THE NEW XML DATA FORMAT

Writing GGP files in XML has several advantages: • • • •

XML is a markup language. Data fields are clearly separated by tags. Since tags are user-defined (XML is not restricted to a predefined limited set of tags like HTML), tags convey semantics specific to the application domain. XML files can be automatically analyzed for data treatment/presentation with an XML parser. An XML file can be checked against an XML schema. An XML schema is a special XML file that specifies a vocabulary identified by a namespace (Bray et al., 2006), and some grammatical rules. An XML file that respects the rules dictated by a particular XML schema is said to be valid. Checking the validity of an XML file is an automated process.

In this section, our objective is to propose an XML GGP schema. Our XML GGP schema defines the legal building blocks of the XML GGP files. Our XML GGP schema defines its own namespace identified by the GGP web page URL: http://www.eas.slu.edu/GGP/ggphome.html. The schema itself can be accessed at the following URL: http://pages.upf.pf/Alban.Gabillon/ggp/ggp.html. Our schema is described in table 2. Regarding this description we can make the following comments: • • • •

• •

Our schema is a preliminary version of what should become a normalized XML GGP schema officially approved by the IAG. Sample GGP files should can be validated online by using the W3C validation service: http://validator.w3.org/ Our schema uses the standardized W3C built-in data types (Biron & Malhotra, 2004). We are planning to improve our schema by referring to already official schemas and vocabularies defined by international organizations like the Open Geospatial Consortium (OGC) (http://www.opengeospatial.org). Such already existing vocabularies could be used to define some concepts like latitude, longitude etc. We are also planning to refer to the Sensor Model Language (SensorML) that provides standard models and an XML encoding for describing the process of measurement by sensors and instructions for deriving higher-level information from observations (Botts & Robin, 2007). Checking the validity of a time series and its associated metadata can be done statically from the corresponding XML GGP file. It can also be done dynamically during the data flow processing.

Table 2. Schema GGP.xsd Description Our schema divides GGP files into 2 blocks: The header which consists of a set of header fields and the data block which corresponds to the time series and which consists of an unbounded number of data records.

Each data record consists of 3 fields. The first field records the date and time of the measure in the format specified by the W3C. The second field is the gravity measure. The last field is the pressure measure. Specified bounds (from 0 to 1000) correspond to physical limitations.

The header includes several data fields, filename, author, start_time and end_time. filename and author are self described. start_time correponds to the date and time of the first data record, end_time corresponds to the date and time of the last data record. Other fields (station, instrument and state) are complex elements containing nested subfields. instrument contains some data regarding the instrument that recorded the time series. station contains some data referring to the station which hosts the instrument. state contains some data which are specific to the version of the time series obtained after a given processing step. Indeed, a given time series can follow a processing chain and each step in the processing chain outputs a new state of the time series.

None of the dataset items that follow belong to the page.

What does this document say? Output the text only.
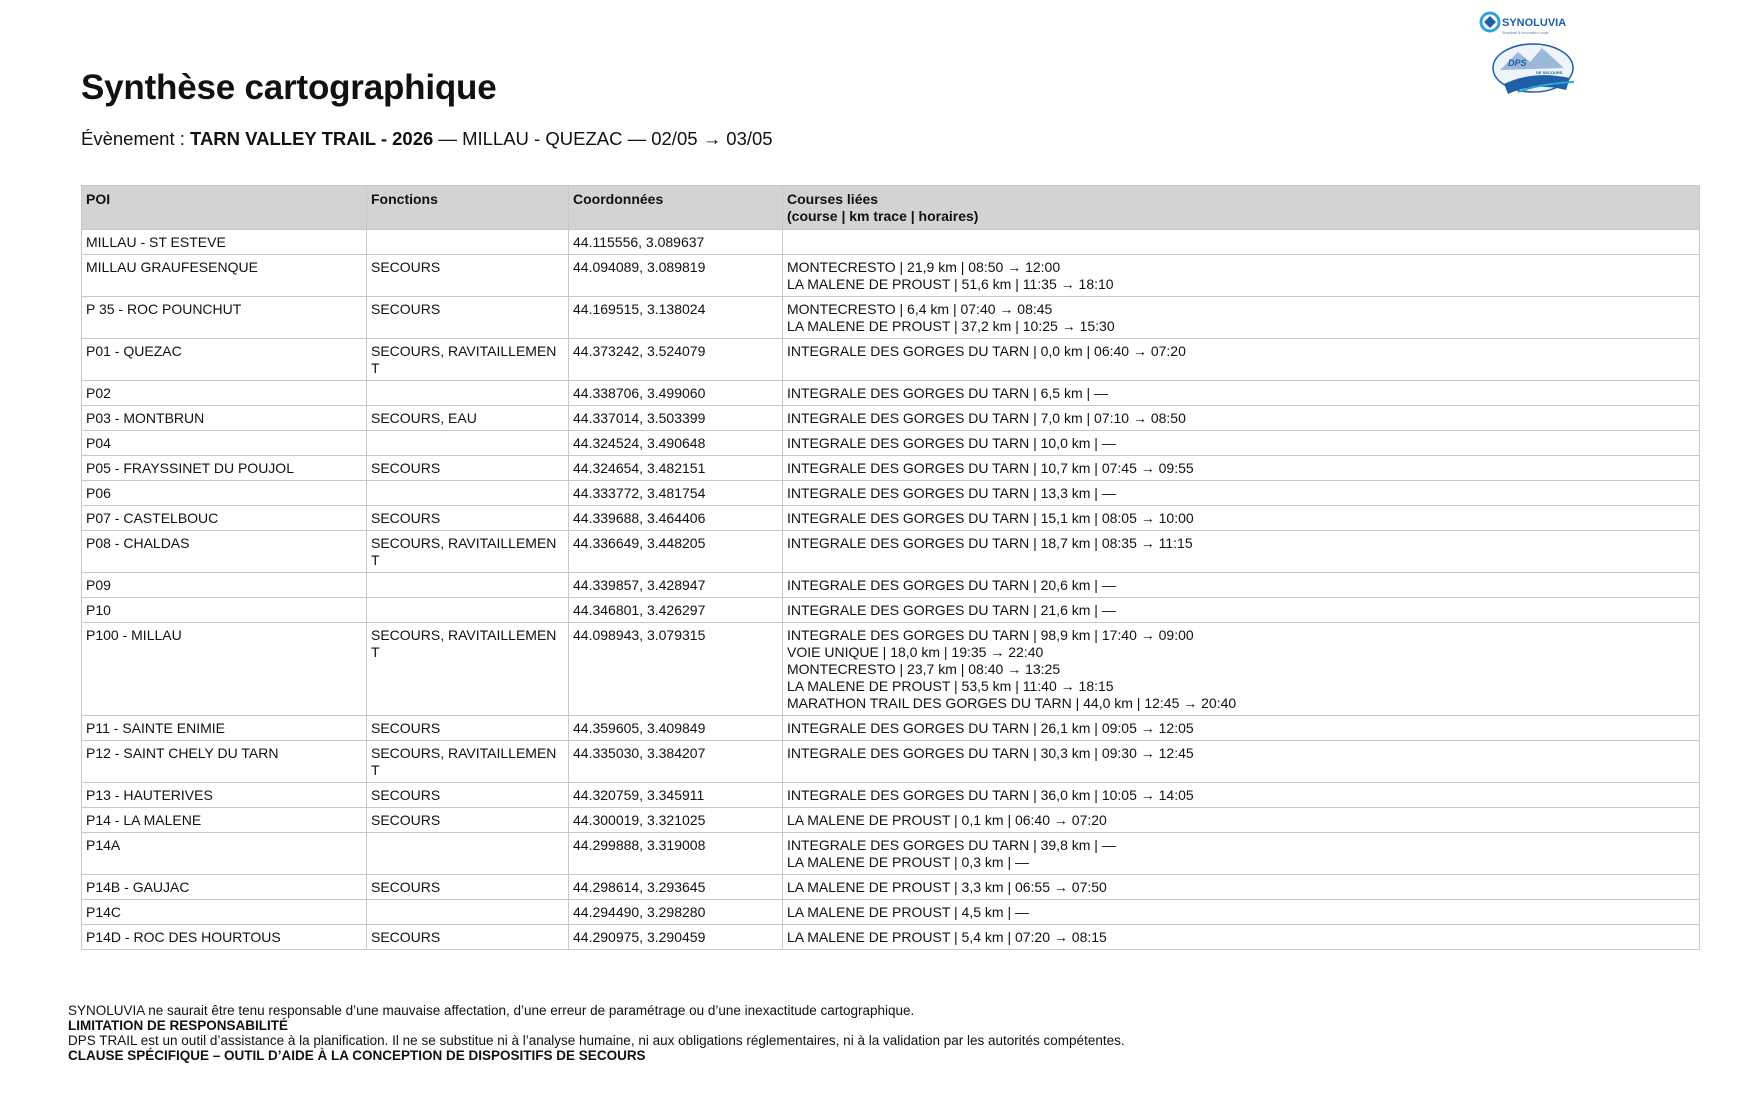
SYNOLUVIA
Simplicité & Innovation Locale
DPS
DE SECOURS
Synthèse cartographique
Évènement : TARN VALLEY TRAIL - 2026 — MILLAU - QUEZAC — 02/05 → 03/05
POI	Fonctions	Coordonnées	Courses liées
(course | km trace | horaires)

MILLAU - ST ESTEVE		44.115556, 3.089637	
MILLAU GRAUFESENQUE	SECOURS	44.094089, 3.089819	MONTECRESTO | 21,9 km | 08:50 → 12:00
LA MALENE DE PROUST | 51,6 km | 11:35 → 18:10

P 35 - ROC POUNCHUT	SECOURS	44.169515, 3.138024	MONTECRESTO | 6,4 km | 07:40 → 08:45
LA MALENE DE PROUST | 37,2 km | 10:25 → 15:30

P01 - QUEZAC	SECOURS, RAVITAILLEMENT	44.373242, 3.524079	INTEGRALE DES GORGES DU TARN | 0,0 km | 06:40 → 07:20

P02		44.338706, 3.499060	INTEGRALE DES GORGES DU TARN | 6,5 km | —

P03 - MONTBRUN	SECOURS, EAU	44.337014, 3.503399	INTEGRALE DES GORGES DU TARN | 7,0 km | 07:10 → 08:50

P04		44.324524, 3.490648	INTEGRALE DES GORGES DU TARN | 10,0 km | —

P05 - FRAYSSINET DU POUJOL	SECOURS	44.324654, 3.482151	INTEGRALE DES GORGES DU TARN | 10,7 km | 07:45 → 09:55

P06		44.333772, 3.481754	INTEGRALE DES GORGES DU TARN | 13,3 km | —

P07 - CASTELBOUC	SECOURS	44.339688, 3.464406	INTEGRALE DES GORGES DU TARN | 15,1 km | 08:05 → 10:00

P08 - CHALDAS	SECOURS, RAVITAILLEMENT	44.336649, 3.448205	INTEGRALE DES GORGES DU TARN | 18,7 km | 08:35 → 11:15

P09		44.339857, 3.428947	INTEGRALE DES GORGES DU TARN | 20,6 km | —

P10		44.346801, 3.426297	INTEGRALE DES GORGES DU TARN | 21,6 km | —

P100 - MILLAU	SECOURS, RAVITAILLEMENT	44.098943, 3.079315	INTEGRALE DES GORGES DU TARN | 98,9 km | 17:40 → 09:00
VOIE UNIQUE | 18,0 km | 19:35 → 22:40
MONTECRESTO | 23,7 km | 08:40 → 13:25
LA MALENE DE PROUST | 53,5 km | 11:40 → 18:15
MARATHON TRAIL DES GORGES DU TARN | 44,0 km | 12:45 → 20:40

P11 - SAINTE ENIMIE	SECOURS	44.359605, 3.409849	INTEGRALE DES GORGES DU TARN | 26,1 km | 09:05 → 12:05

P12 - SAINT CHELY DU TARN	SECOURS, RAVITAILLEMENT	44.335030, 3.384207	INTEGRALE DES GORGES DU TARN | 30,3 km | 09:30 → 12:45

P13 - HAUTERIVES	SECOURS	44.320759, 3.345911	INTEGRALE DES GORGES DU TARN | 36,0 km | 10:05 → 14:05

P14 - LA MALENE	SECOURS	44.300019, 3.321025	LA MALENE DE PROUST | 0,1 km | 06:40 → 07:20

P14A		44.299888, 3.319008	INTEGRALE DES GORGES DU TARN | 39,8 km | —
LA MALENE DE PROUST | 0,3 km | —

P14B - GAUJAC	SECOURS	44.298614, 3.293645	LA MALENE DE PROUST | 3,3 km | 06:55 → 07:50

P14C		44.294490, 3.298280	LA MALENE DE PROUST | 4,5 km | —

P14D - ROC DES HOURTOUS	SECOURS	44.290975, 3.290459	LA MALENE DE PROUST | 5,4 km | 07:20 → 08:15
SYNOLUVIA ne saurait être tenu responsable d’une mauvaise affectation, d’une erreur de paramétrage ou d’une inexactitude cartographique.
LIMITATION DE RESPONSABILITÉ
DPS TRAIL est un outil d’assistance à la planification. Il ne se substitue ni à l’analyse humaine, ni aux obligations réglementaires, ni à la validation par les autorités compétentes.
CLAUSE SPÉCIFIQUE – OUTIL D’AIDE À LA CONCEPTION DE DISPOSITIFS DE SECOURS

The station element contains 3 fields code, region and country identifying and locating the station.

The instrument element contains several fields and complex elements describing the instrument which produced the time series. serial_number, name, vectorial_type and brand are the simple data fields whereas latitude, longitude and altitude are the complex elements containing nested subfields. All these instrument parameters remain unchanged over the various versions (states) of a given time series. serial_number, name and brand are self described. vectorial_type indicates the levitating ball (1 for low, 2 for up). latitude, longitude and altitude contain some data about respectively the latitude, the longitude and the altitude of the instrument at the time it produced the time series. The latitude element (respectively the longitude element) contains some self described fields related to the latitude (respectively the longitude) of the instrument.

The latitude (respectively longitude) element contains some self described data fields related to the latitude (respectively longitude) of the instrument (see below)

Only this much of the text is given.